What the Fran

Making a movement

I'm fascinated by groups of people coming together and making a movement. Literary, artistic, philosophical, political, scientific, all of the above. In salons and coffee houses. Publishing pamphlets and poetry, creating culture.

What do we find so attractive about this? The idealism? The fomo? The yearning to be amongst like-minded people? The romance?

What do we call these groups? Collectives sounds too formally organised. Groups too generic. Movements too deliberate. Cliques, ensembles, I don't know.

What are the conditions under which this comes about? Can we create them or does it require more magic than that?

Looking at the individual people is really interesting because obviously some of these luminaries are still very much seen as luminaries... Others have very much faded. There are unsung heroes: the patrons, publishers, art collectors, critics, without whom these things couldn't get off the ground There are generally a lot more women than we are led to believe, as is usually the case with history.

This shares some ground with a post I wrote a while ago about biographies and also about collective blogging.

A few such groups that particularly interest me...

The Jena Set, or Jena Romantics, who kicked off Romanticism in Jena, Germany at the turn of the nineteenth century. Organised by Caroline von Schlegel, it included not just writers like Novalis and Goethe but philosophers, and scientists like Alexander von Humboldt. Andrea Wulf's book, Magnificent Rebels, is a cracking account of the brief flourish.

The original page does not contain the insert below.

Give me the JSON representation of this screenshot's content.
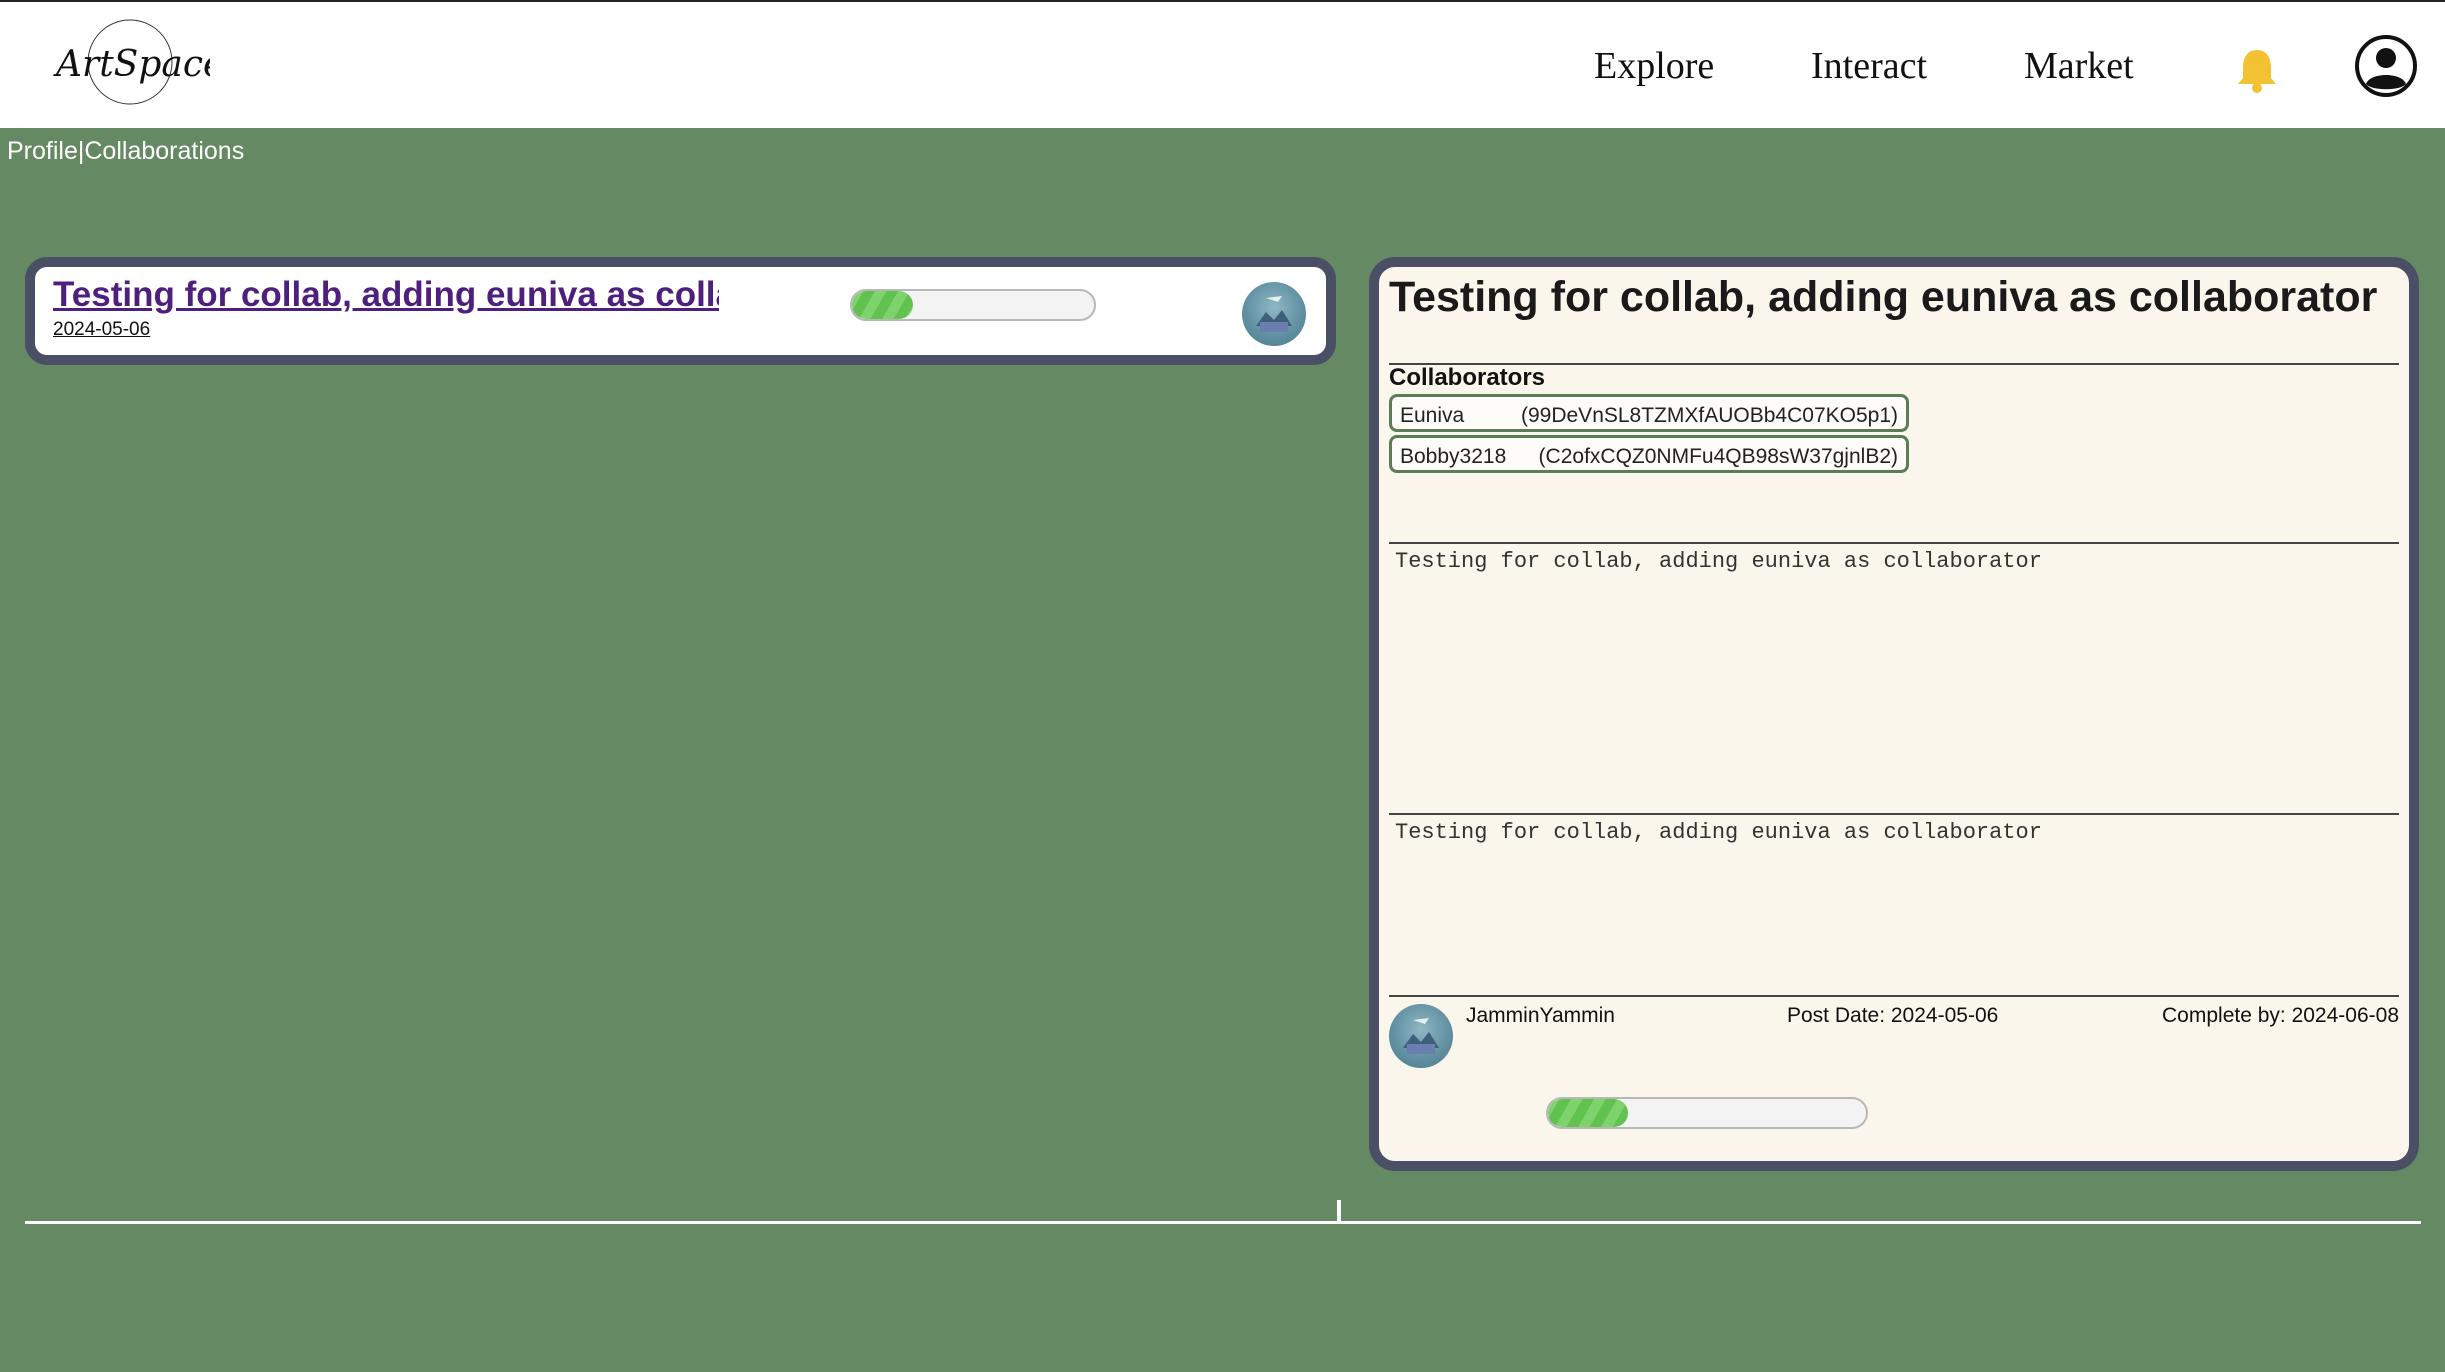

Bloomsbury Group, the bohemian writers and painters in London, famously having lots of affairs. Virginia Woolf, Vanessa Bell, and friends.

Stratford-on-Odéon, James Joyce's name for the writers gathering around Adrienne Monnier's and Sylvia Beach's bookshops on the rue de l'Odéon in 1920s Paris. Featuring Joyce, Ezra Pound, Gertrude Stein, and Ernest Hemingway. I'm in the middle of a three-book Gertrude Stein biography binge.

Blue Stockings Society, largely but not entirely women in 1750s London, from which the term bluestocking arose. They were interested in women's education and social reform and included Elizabeth Montagu and Angelica Kauffman.

The Harlem Renaissance, 1920s and 30s New York. Creatively wide-ranging, socially significant, and politically crucial, featuring Langston Hughes, Zora Neale Hurston.

I've got a book waiting on The Lunar Society of the Midlands Enlightenment, a more scientific and industrialist bent including Erasmus Darwin, Josiah Wedgewood, and James Watt.

A classic choice for fly on the wall questions is the famous holiday in 1816 that led to Mary Shelley's Frankenstein, John Polidori's The Vampyre, and I guess Byron and Shelley were there too.

Mary Shelley's parents of course were also significant characters in creative, political, and philosophical gatherings.

There's a whole book about one such meeting, The Immortal Evening by Stanley Plumly, about a dinner party with Wordsworth and Keats.

There are, of course, thousands of examples going back millennia. I'm also interested in the Impressionists. There's the Wednesday Psychological Society having meetings at Freud's house. The Transcendental Club - unsung movers and shakers the Peabody sisters. The Four - Glasgow Style artists and designers Charles Rennie Mackintosh, Margaret Macdonald, Frances Macdonald, and Herbert MacNair. The Club, keeping it simple on the name there, a dinner club begun by Joshua Reynolds, Edmund Burke, and Samuel Johnson. No women allowed.

Everywhere you look there are people coming together. So often creativity is painted as a lonely garret sort of a thing. But so often it isn't at all.